Nearly two million antibody tests imported into Australia and costing $20 million were declared unusable.

In early May Harvard's Global Health Institute estimated that the US needed to test more than 900k per day. Other recommendations ranged up to 23m per day.

As of 24 May, countries that publicised their testing data had typically performed tests equal to 2.6 percent of their population percent of their population, although no country had tested more than 17.3%.

On 29 May Siemens received an EUA for its anti-spike RBD-targeting serology test that it believes detects neutralizing antibodies.

By month end, testing had surpassed 1.4m/week.

=== June ===
In June, researchers announced a nucleic acid diagnostic test using reverse transcription-loop-mediated isothermal amplification (RT-LAMP), an existing technology used in pathogenic microorganism identification, genetically modified ingredients, tumor detection, and embryo sex identification. The test identified virus in samples of serum, urine, saliva, oropharyngeal swabs and nasopharyngeal swabs. Once commercialized the test has the potential to provide rapid (30-45 minute) diagnosis at point of care. The test was 100% selective and highly sensitive, detecting virus at a concentration of .06 fg/ml.

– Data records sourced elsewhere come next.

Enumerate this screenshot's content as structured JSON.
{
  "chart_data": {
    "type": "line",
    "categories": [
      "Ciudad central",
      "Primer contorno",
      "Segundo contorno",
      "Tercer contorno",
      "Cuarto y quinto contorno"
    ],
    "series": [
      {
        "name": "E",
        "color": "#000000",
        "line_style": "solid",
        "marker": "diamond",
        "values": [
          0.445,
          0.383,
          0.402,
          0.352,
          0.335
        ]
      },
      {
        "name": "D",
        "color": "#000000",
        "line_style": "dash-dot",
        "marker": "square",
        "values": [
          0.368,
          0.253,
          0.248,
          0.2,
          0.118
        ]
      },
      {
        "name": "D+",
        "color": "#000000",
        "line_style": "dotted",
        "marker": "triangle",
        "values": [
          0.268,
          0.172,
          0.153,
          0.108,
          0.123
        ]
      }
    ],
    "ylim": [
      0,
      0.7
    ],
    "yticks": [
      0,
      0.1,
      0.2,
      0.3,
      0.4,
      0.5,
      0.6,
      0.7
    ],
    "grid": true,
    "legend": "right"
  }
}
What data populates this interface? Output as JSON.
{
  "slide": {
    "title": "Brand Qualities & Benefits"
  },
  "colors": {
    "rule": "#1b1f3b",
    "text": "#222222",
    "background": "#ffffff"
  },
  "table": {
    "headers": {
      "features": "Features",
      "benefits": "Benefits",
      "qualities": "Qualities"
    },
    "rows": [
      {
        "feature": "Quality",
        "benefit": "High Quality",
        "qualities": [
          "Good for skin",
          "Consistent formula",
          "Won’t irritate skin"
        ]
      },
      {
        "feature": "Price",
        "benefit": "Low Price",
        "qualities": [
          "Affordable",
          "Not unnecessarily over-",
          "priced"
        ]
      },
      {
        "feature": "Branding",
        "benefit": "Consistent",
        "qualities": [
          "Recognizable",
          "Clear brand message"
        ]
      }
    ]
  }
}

As of 14 June 2020, the percentage testing positive in the US as a whole had fallen below 5%. As of late June, test numbers crossed 600k/day.

=== November ===
On 6 November, the U.S. Food and Drug Administration (FDA) authorized the first serology test that detects neutralizing antibodies from recent or prior SARS-CoV-2 infection, which are antibodies that bind to a specific part of a pathogen and have been observed in a laboratory setting to decrease SARS-CoV-2 viral infection of cells. The FDA issued an emergency use authorization (EUA) for the cPass SARS-CoV-2 Neutralization Antibody Detection Kit, which specifically detects this type of antibody. The FDA granted Lucira Health emergency use authorization for the first US at-home rapid molecular diagnostic test. With a prescription from a healthcare provider, consumers can use the test kit to take a nasal swab then perform a 30-minute SARS-CoV-2 detection test at home.

=== December ===
On 15 December, the U.S. Food and Drug Administration (FDA) issued an emergency use authorization (EUA) for the first over-the-counter (OTC) fully at-home diagnostic test for COVID-19. The 'Ellume COVID-19 Home Test' is a rapid, lateral flow antigen test, a type of test that runs a liquid sample along a surface with reactive molecules. The test detects fragments of proteins of the SARS-CoV-2 virus from a nasal swab sample from any individual two years of age or older. The Ellume test uses a mid-turbinate nasal swab (sample is collected further back than the usual nasal swab, but not as far back as nasopharyngeal swabs, which are only appropriate for use by a trained health care provider) to detect certain proteins of the virus known as antigens. The Ellume test uses an analyzer that connects via bluetooth with a software application on a smartphone to help users perform the test and interpret results. Results are delivered in as little as 20 minutes to individuals via their smartphone.

== 2021 ==

=== July ===
On July 21, the U.S. CDC announced that, after December 31, 2021, it "will withdraw the request to the U.S. Food and Drug Administration (FDA) for Emergency Use Authorization (EUA) of the CDC 2019-Novel Coronavirus (2019-nCoV) Real-Time RT-PCR Diagnostic Panel" and that the CDC encourages "laboratories to consider adoption of a multiplexed method that can facilitate detection and differentiation of SARS-CoV-2 and influenza viruses."